Dianas have always been rare but used to be more widespread than they are now. In the nineteenth century they were found near the Mississippi River and in the Northern States. In the twentieth century they've been fairly well confined to the Southern mountains. Sightings in Virginia's Blue Ridge Mountains seem to be on the eastern side of the mountains, not the western side; I have a large patch of the blue-and-white violets they're thought to like best, but populations of this species on my side of the mountains have been extirpated and no Dianas ever take advantage of my violets. This species is badly threatened by land "development." They need unsprayed, unpolluted, somewhat shady fields where violets grow in abundance, to survive.

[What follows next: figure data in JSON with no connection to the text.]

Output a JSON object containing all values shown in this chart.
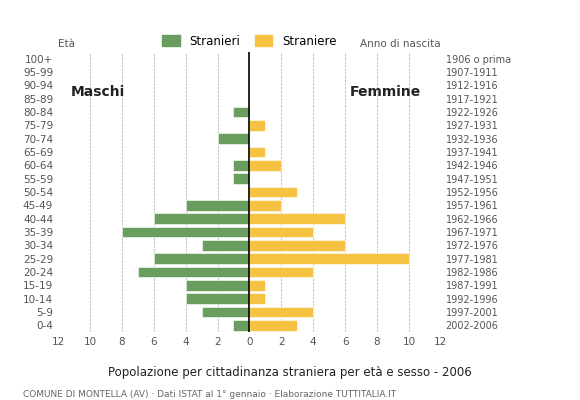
{
  "age_groups": [
    "100+",
    "95-99",
    "90-94",
    "85-89",
    "80-84",
    "75-79",
    "70-74",
    "65-69",
    "60-64",
    "55-59",
    "50-54",
    "45-49",
    "40-44",
    "35-39",
    "30-34",
    "25-29",
    "20-24",
    "15-19",
    "10-14",
    "5-9",
    "0-4"
  ],
  "birth_years": [
    "1906 o prima",
    "1907-1911",
    "1912-1916",
    "1917-1921",
    "1922-1926",
    "1927-1931",
    "1932-1936",
    "1937-1941",
    "1942-1946",
    "1947-1951",
    "1952-1956",
    "1957-1961",
    "1962-1966",
    "1967-1971",
    "1972-1976",
    "1977-1981",
    "1982-1986",
    "1987-1991",
    "1992-1996",
    "1997-2001",
    "2002-2006"
  ],
  "males": [
    0,
    0,
    0,
    0,
    1,
    0,
    2,
    0,
    1,
    1,
    0,
    4,
    6,
    8,
    3,
    6,
    7,
    4,
    4,
    3,
    1
  ],
  "females": [
    0,
    0,
    0,
    0,
    0,
    1,
    0,
    1,
    2,
    0,
    3,
    2,
    6,
    4,
    6,
    10,
    4,
    1,
    1,
    4,
    3
  ],
  "male_color": "#6a9e5e",
  "female_color": "#f5c242",
  "background_color": "#ffffff",
  "grid_color": "#aaaaaa",
  "title": "Popolazione per cittadinanza straniera per età e sesso - 2006",
  "subtitle": "COMUNE DI MONTELLA (AV) · Dati ISTAT al 1° gennaio · Elaborazione TUTTITALIA.IT",
  "legend_males": "Stranieri",
  "legend_females": "Straniere",
  "label_maschi": "Maschi",
  "label_femmine": "Femmine",
  "xmax": 12,
  "tick_fontsize": 7.5,
  "bar_height": 0.78
}
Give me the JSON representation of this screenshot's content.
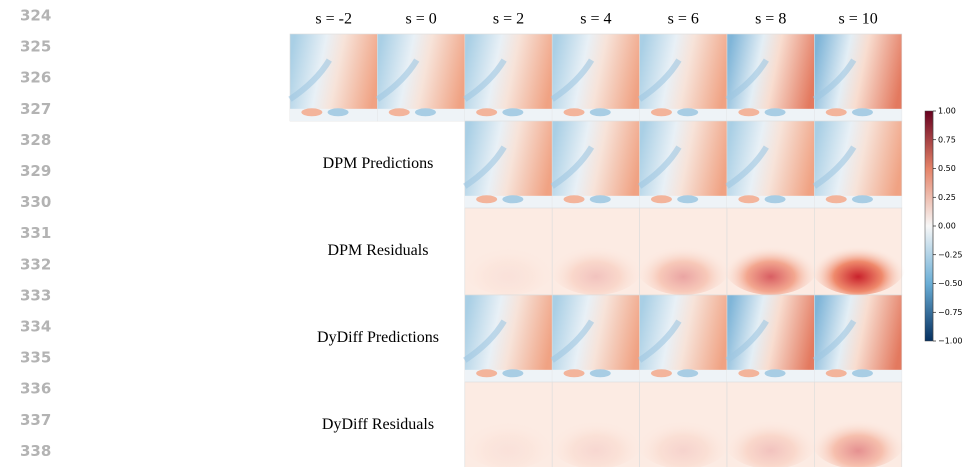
{
  "line_numbers": [
    324,
    325,
    326,
    327,
    328,
    329,
    330,
    331,
    332,
    333,
    334,
    335,
    336,
    337,
    338
  ],
  "columns": [
    "s = -2",
    "s = 0",
    "s = 2",
    "s = 4",
    "s = 6",
    "s = 8",
    "s = 10"
  ],
  "rows": [
    "DPM Predictions",
    "DPM Residuals",
    "DyDiff Predictions",
    "DyDiff Residuals"
  ],
  "colorbar": {
    "lim": [
      -1,
      1
    ],
    "ticks": [
      {
        "value": 1,
        "label": "1.00"
      },
      {
        "value": 0.75,
        "label": "0.75"
      },
      {
        "value": 0.5,
        "label": "0.50"
      },
      {
        "value": 0.25,
        "label": "0.25"
      },
      {
        "value": 0,
        "label": "0.00"
      },
      {
        "value": -0.25,
        "label": "−0.25"
      },
      {
        "value": -0.5,
        "label": "−0.50"
      },
      {
        "value": -0.75,
        "label": "−0.75"
      },
      {
        "value": -1,
        "label": "−1.00"
      }
    ]
  }
}
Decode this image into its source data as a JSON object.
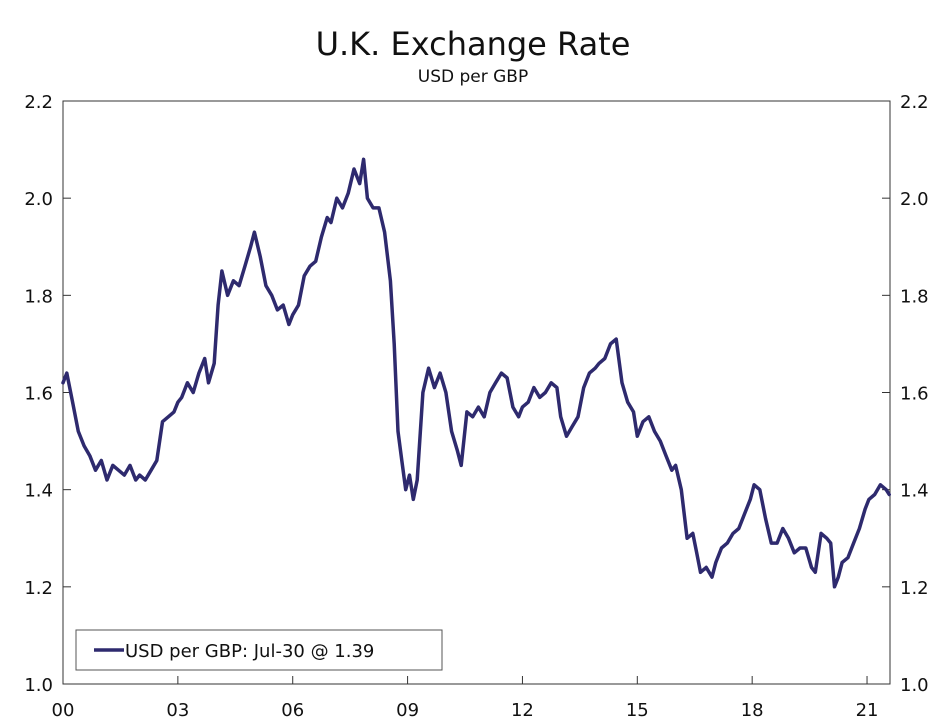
{
  "chart_data": {
    "type": "line",
    "title": "U.K. Exchange Rate",
    "subtitle": "USD per GBP",
    "xlabel": "",
    "ylabel": "",
    "x_tick_labels": [
      "00",
      "03",
      "06",
      "09",
      "12",
      "15",
      "18",
      "21"
    ],
    "x_tick_years": [
      2000,
      2003,
      2006,
      2009,
      2012,
      2015,
      2018,
      2021
    ],
    "xlim": [
      2000.0,
      2021.6
    ],
    "y_tick_labels": [
      "1.0",
      "1.2",
      "1.4",
      "1.6",
      "1.8",
      "2.0",
      "2.2"
    ],
    "y_tick_values": [
      1.0,
      1.2,
      1.4,
      1.6,
      1.8,
      2.0,
      2.2
    ],
    "ylim": [
      1.0,
      2.2
    ],
    "grid": false,
    "legend_position": "bottom-left",
    "series": [
      {
        "name": "USD per GBP: Jul-30 @ 1.39",
        "color": "#2e2a6e",
        "x": [
          2000.0,
          2000.1,
          2000.25,
          2000.4,
          2000.55,
          2000.7,
          2000.85,
          2001.0,
          2001.15,
          2001.3,
          2001.45,
          2001.6,
          2001.75,
          2001.9,
          2002.0,
          2002.15,
          2002.3,
          2002.45,
          2002.6,
          2002.75,
          2002.9,
          2003.0,
          2003.1,
          2003.25,
          2003.4,
          2003.55,
          2003.7,
          2003.8,
          2003.95,
          2004.05,
          2004.15,
          2004.3,
          2004.45,
          2004.6,
          2004.75,
          2004.9,
          2005.0,
          2005.15,
          2005.3,
          2005.45,
          2005.6,
          2005.75,
          2005.9,
          2006.0,
          2006.15,
          2006.3,
          2006.45,
          2006.6,
          2006.75,
          2006.9,
          2007.0,
          2007.15,
          2007.3,
          2007.45,
          2007.6,
          2007.75,
          2007.85,
          2007.95,
          2008.1,
          2008.25,
          2008.4,
          2008.55,
          2008.65,
          2008.75,
          2008.85,
          2008.95,
          2009.05,
          2009.15,
          2009.25,
          2009.4,
          2009.55,
          2009.7,
          2009.85,
          2010.0,
          2010.15,
          2010.3,
          2010.4,
          2010.55,
          2010.7,
          2010.85,
          2011.0,
          2011.15,
          2011.3,
          2011.45,
          2011.6,
          2011.75,
          2011.9,
          2012.0,
          2012.15,
          2012.3,
          2012.45,
          2012.6,
          2012.75,
          2012.9,
          2013.0,
          2013.15,
          2013.3,
          2013.45,
          2013.6,
          2013.75,
          2013.9,
          2014.0,
          2014.15,
          2014.3,
          2014.45,
          2014.6,
          2014.75,
          2014.9,
          2015.0,
          2015.15,
          2015.3,
          2015.45,
          2015.6,
          2015.75,
          2015.9,
          2016.0,
          2016.15,
          2016.3,
          2016.45,
          2016.55,
          2016.65,
          2016.8,
          2016.95,
          2017.05,
          2017.2,
          2017.35,
          2017.5,
          2017.65,
          2017.8,
          2017.95,
          2018.05,
          2018.2,
          2018.35,
          2018.5,
          2018.65,
          2018.8,
          2018.95,
          2019.1,
          2019.25,
          2019.4,
          2019.55,
          2019.65,
          2019.8,
          2019.95,
          2020.05,
          2020.15,
          2020.25,
          2020.35,
          2020.5,
          2020.65,
          2020.8,
          2020.95,
          2021.05,
          2021.2,
          2021.35,
          2021.5,
          2021.58
        ],
        "values": [
          1.62,
          1.64,
          1.58,
          1.52,
          1.49,
          1.47,
          1.44,
          1.46,
          1.42,
          1.45,
          1.44,
          1.43,
          1.45,
          1.42,
          1.43,
          1.42,
          1.44,
          1.46,
          1.54,
          1.55,
          1.56,
          1.58,
          1.59,
          1.62,
          1.6,
          1.64,
          1.67,
          1.62,
          1.66,
          1.78,
          1.85,
          1.8,
          1.83,
          1.82,
          1.86,
          1.9,
          1.93,
          1.88,
          1.82,
          1.8,
          1.77,
          1.78,
          1.74,
          1.76,
          1.78,
          1.84,
          1.86,
          1.87,
          1.92,
          1.96,
          1.95,
          2.0,
          1.98,
          2.01,
          2.06,
          2.03,
          2.08,
          2.0,
          1.98,
          1.98,
          1.93,
          1.83,
          1.7,
          1.52,
          1.46,
          1.4,
          1.43,
          1.38,
          1.42,
          1.6,
          1.65,
          1.61,
          1.64,
          1.6,
          1.52,
          1.48,
          1.45,
          1.56,
          1.55,
          1.57,
          1.55,
          1.6,
          1.62,
          1.64,
          1.63,
          1.57,
          1.55,
          1.57,
          1.58,
          1.61,
          1.59,
          1.6,
          1.62,
          1.61,
          1.55,
          1.51,
          1.53,
          1.55,
          1.61,
          1.64,
          1.65,
          1.66,
          1.67,
          1.7,
          1.71,
          1.62,
          1.58,
          1.56,
          1.51,
          1.54,
          1.55,
          1.52,
          1.5,
          1.47,
          1.44,
          1.45,
          1.4,
          1.3,
          1.31,
          1.27,
          1.23,
          1.24,
          1.22,
          1.25,
          1.28,
          1.29,
          1.31,
          1.32,
          1.35,
          1.38,
          1.41,
          1.4,
          1.34,
          1.29,
          1.29,
          1.32,
          1.3,
          1.27,
          1.28,
          1.28,
          1.24,
          1.23,
          1.31,
          1.3,
          1.29,
          1.2,
          1.22,
          1.25,
          1.26,
          1.29,
          1.32,
          1.36,
          1.38,
          1.39,
          1.41,
          1.4,
          1.39
        ]
      }
    ]
  }
}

Though Dianas and Monarchs use food plants that grow in different conditions, in nature they may use different parts of the same fields. Milkweeds grow further from adjacent woods or woodlots; violets grow near and under the trees. Both species will benefit when people choose to leave unsprayed, mostly undisturbed green spaces for "butterfly gardens."
A final fun fact: Speyeria diana was an official name long before Diana Spencer's icy blue eyes became famous. Big, showy butterfly species were often named after characters in ancient literature, where Diana was the goddess of wild things--the moon, forests, animals, hunting, and what little the ancient world knew about conservation.